Missouri has several bills proposed to tables that are directly intended for long-term care facilities. While some of the laws seek to improve the level of SNF staffing in states, some laws aim to tighten compliance guidelines.
The most notable bill in question appears to reflect the federal staffing mandate issued by the Centers for Medicare and Medicaid Services. The law will map nursing home staffing requirements and will also increase facility ownership monitoring.
“Inappropriate and unrealistic” is how some providers characterized this staffing mandate in McKnight's long-term care news on Wednesday. They are counterproductive to impose penalties for not hiring nurses that are barely available due to employment and retention challenges.
However, Voyce, a long-term care residents advocacy group, supports measures that make proper residents' care unnegotiable.
“Missouri consistently has the lowest hour care hours per resident nationwide. In the second quarter of 2024, residents received an average of 3.24 hours of care. The national average was 3.71 hours of care per day.” “Missouri residents deserve high quality care, which cannot be achieved without a larger staffing level in the long-term care community.”

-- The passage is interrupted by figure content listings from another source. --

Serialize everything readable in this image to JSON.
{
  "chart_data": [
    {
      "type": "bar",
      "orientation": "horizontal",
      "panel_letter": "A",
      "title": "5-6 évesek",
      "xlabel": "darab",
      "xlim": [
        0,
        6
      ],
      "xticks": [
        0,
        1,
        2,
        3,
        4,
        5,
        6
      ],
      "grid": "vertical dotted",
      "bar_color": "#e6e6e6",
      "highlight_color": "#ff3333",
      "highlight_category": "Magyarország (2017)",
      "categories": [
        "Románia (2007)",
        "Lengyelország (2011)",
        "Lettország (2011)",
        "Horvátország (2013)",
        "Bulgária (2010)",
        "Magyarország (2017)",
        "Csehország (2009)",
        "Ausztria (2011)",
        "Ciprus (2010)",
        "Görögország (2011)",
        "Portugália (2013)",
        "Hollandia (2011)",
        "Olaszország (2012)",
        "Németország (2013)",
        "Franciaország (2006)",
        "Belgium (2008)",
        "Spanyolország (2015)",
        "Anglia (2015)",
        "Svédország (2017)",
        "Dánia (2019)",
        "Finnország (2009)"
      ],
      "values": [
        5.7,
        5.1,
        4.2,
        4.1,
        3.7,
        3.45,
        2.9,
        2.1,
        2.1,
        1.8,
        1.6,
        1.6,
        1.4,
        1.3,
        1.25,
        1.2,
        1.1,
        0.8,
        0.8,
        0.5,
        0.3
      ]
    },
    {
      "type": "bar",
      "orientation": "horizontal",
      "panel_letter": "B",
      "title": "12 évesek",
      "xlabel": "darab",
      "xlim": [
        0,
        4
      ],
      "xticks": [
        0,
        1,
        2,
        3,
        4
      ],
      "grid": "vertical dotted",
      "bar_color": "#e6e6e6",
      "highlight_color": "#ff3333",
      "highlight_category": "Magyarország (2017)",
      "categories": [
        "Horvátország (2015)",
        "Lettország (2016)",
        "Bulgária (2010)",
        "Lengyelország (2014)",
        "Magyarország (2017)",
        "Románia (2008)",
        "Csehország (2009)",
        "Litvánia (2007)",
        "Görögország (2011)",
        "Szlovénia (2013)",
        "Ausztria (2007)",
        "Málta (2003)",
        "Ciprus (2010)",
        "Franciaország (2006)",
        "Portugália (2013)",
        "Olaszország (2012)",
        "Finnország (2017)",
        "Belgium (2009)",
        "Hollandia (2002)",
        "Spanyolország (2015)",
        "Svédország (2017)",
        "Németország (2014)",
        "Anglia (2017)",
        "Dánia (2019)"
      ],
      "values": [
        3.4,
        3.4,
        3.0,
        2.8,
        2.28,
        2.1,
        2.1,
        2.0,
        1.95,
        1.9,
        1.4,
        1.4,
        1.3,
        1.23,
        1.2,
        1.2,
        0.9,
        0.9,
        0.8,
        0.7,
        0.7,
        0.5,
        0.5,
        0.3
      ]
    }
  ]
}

A recent report by the Missouri Alliance for Long-Term Care Reform found that around 68 problematic nursing facilities have been identified statewide. The key quality indicators used to select facilities revealed “surprising patterns of poor care, regulatory violations and financial exploitation,” according to the report.
Another bill, a brew that has been voted by the committee and could soon move forward, doesn't have the exact same support, at least from Moore.
The bill will not be published and will give facilities 24 hours a day to correct violations found by state surveyors during regular or complaint visits.
“Because (we) are against this, our community and long-term care consumers have a right to understand the quality of the facilities in which they place their loved ones,” Moore accused.
Providers are uncertain about the future of the bill, especially as staffing measures are the first of its kind proposed by the state. He had not had a committee hearing Wednesday afternoon.